May 25, 2011

Sadako and the Thousand Paper Cranes

Since i decide to get Japan i decide to get one of the 2 places where the atom bombs was dropped
I picked Hiroshima just becouse it was more close to Kyoto  where i was staying so i thought to get Nagasaki for my Next Visiti in japan .Since I got .....Pace Memorial Park  a weird feeling of sadness keeps coming over me ........till i Saw those: .......a warm touch of Love, Hope & Pace .
Those Origami Cranes are Made by school children all over japan and from all over the world .

Meaning  About Thousand origami cranes 千羽鶴 Senbadsuru is a group of one thousand origami paper cranes held together by strings. An ancient Japanese legend promises that anyone who folds a thousand origami cranes will be granted a wish by a crane, such as long life or recovery from illness or injury. The crane in Japan is one of the mystical or holy creatures (others include the dragon and the tortoise), and is said to live for a thousand years. In Japan, it is commonly said that folding 1000 paper origami cranes makes a person's wish come true. This makes them popular gifts for special friends and family.

But There s something more About this Place and  千羽鶴 Senbadsuru ,and to be honest I didn t know about it till now but my deep love for  this Country and its culture made me always read and search about it so i discovered  it : It s  The Story About All This Thousand Origami & Sadako Sasaki.

 Sasaki Sadako  佐々木 禎子 January 7, 1943 – October 25, 1955) was a Japanese girl who was two years old when the atomic bomb was dropped on August 6, 1945, near her home by Misasa Bridge in Hiroshima, Japan.
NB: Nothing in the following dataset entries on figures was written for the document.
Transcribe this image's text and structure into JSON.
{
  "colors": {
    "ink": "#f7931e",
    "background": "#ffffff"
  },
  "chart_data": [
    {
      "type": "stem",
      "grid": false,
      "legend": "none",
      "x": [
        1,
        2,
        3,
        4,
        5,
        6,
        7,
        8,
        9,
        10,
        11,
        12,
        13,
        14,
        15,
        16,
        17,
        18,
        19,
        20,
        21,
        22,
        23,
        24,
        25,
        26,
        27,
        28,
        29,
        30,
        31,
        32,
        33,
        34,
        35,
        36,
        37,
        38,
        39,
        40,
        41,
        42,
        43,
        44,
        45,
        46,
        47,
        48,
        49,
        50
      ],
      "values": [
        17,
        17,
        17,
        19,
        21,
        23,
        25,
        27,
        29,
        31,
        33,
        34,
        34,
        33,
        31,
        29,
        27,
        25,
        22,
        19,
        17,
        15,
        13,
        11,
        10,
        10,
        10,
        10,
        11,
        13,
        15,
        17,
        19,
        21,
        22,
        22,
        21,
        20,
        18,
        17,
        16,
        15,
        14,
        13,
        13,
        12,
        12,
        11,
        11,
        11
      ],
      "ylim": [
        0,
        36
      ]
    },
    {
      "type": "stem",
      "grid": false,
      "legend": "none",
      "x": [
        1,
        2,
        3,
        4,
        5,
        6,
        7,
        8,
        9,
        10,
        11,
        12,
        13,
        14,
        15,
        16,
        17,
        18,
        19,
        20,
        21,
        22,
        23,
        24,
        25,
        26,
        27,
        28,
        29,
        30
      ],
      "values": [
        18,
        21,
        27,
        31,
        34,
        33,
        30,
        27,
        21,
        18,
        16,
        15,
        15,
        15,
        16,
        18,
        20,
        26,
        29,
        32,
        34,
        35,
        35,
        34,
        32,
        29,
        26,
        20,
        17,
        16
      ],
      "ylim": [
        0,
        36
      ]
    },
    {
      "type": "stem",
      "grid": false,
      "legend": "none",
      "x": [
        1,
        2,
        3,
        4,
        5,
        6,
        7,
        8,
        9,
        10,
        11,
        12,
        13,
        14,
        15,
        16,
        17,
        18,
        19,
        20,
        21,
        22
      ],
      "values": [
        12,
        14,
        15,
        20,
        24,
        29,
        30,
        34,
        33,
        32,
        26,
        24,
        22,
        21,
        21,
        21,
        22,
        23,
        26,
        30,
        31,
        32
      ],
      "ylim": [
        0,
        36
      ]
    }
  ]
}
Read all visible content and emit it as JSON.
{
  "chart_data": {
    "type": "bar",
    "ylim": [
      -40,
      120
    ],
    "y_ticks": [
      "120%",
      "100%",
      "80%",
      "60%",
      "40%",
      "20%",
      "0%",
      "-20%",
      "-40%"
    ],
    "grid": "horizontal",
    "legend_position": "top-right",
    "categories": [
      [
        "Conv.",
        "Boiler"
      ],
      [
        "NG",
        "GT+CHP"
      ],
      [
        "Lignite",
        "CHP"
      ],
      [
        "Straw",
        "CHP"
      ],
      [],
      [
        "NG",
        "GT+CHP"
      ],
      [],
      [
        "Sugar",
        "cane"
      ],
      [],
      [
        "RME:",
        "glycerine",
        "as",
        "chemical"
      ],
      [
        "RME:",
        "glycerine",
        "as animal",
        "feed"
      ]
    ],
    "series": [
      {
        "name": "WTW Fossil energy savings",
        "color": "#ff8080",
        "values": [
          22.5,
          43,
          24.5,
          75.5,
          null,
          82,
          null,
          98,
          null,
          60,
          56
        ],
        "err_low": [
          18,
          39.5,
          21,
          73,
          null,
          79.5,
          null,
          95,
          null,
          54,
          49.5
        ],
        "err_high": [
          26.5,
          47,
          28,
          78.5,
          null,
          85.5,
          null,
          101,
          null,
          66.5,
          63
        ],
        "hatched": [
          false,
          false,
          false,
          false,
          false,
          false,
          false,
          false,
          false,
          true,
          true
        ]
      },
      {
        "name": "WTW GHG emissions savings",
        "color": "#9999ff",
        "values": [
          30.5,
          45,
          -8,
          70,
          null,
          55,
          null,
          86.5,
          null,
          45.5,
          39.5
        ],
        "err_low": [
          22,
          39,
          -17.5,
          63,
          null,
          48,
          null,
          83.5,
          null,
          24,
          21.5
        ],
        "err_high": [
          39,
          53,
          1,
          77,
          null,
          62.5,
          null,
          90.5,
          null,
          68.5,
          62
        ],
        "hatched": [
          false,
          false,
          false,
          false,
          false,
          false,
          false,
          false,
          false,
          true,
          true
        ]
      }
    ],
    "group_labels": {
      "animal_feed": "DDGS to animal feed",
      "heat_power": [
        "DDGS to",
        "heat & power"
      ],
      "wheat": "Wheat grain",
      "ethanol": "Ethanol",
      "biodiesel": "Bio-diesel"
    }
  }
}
Sadako is remembered through the story of attempting to fold a thousand origami cranes before her death, a wish which was memorialized in popular culture.

Sadako was at home when the explosion occurred, about one mile from Ground Zero. In November 1954, Sadako developed swellings on her neck and behind her ears. In January 1955, purple spots had formed on her legs. Subsequently, she was diagnosed with leukemia (her mother referred to it as "an atom bomb disease").She was hospitalized on February 21, 1955, and given, at the most, a year to live.

On August 3, 1955, Sadako's best friend Chizuko Hamamoto came to the hospital to visit and cut a golden piece of paper into a square to fold it into a paper crane, in reference to the ancient Japanese story that promises that anyone who folds a thousand origami cranes will be granted a wish by a crane. A popular version of the story is that Sadako fell short of her goal of folding 1,000 cranes, having folded only 644 before her death, and that her friends completed the 1,000 and buried them all with her. This comes from the book Sadako and the Thousand Paper Cranes. An exhibit which appeared in the Hiroshima Peace Memorial Museum stated that by the end of August, 1955, Sadako had achieved her goal and continued to fold more cranes.

Though she had plenty of free time during her days in the hospital to fold the cranes, she lacked paper. She would use medicine wrappings and whatever else she could scrounge up. This included going to other patients' rooms to ask to use the paper from their get-well presents. Chizuko would bring paper from school for Sadako to use.

During her time in the hospital her condition progressively worsened. Around mid-October her left leg became swollen and turned purple. After her family urged her to eat something, Sadako requested tea on rice and remarked "It's good." Those were her last words. With her family around her, Sadako died on the morning of October 25, 1955 at the age of 12.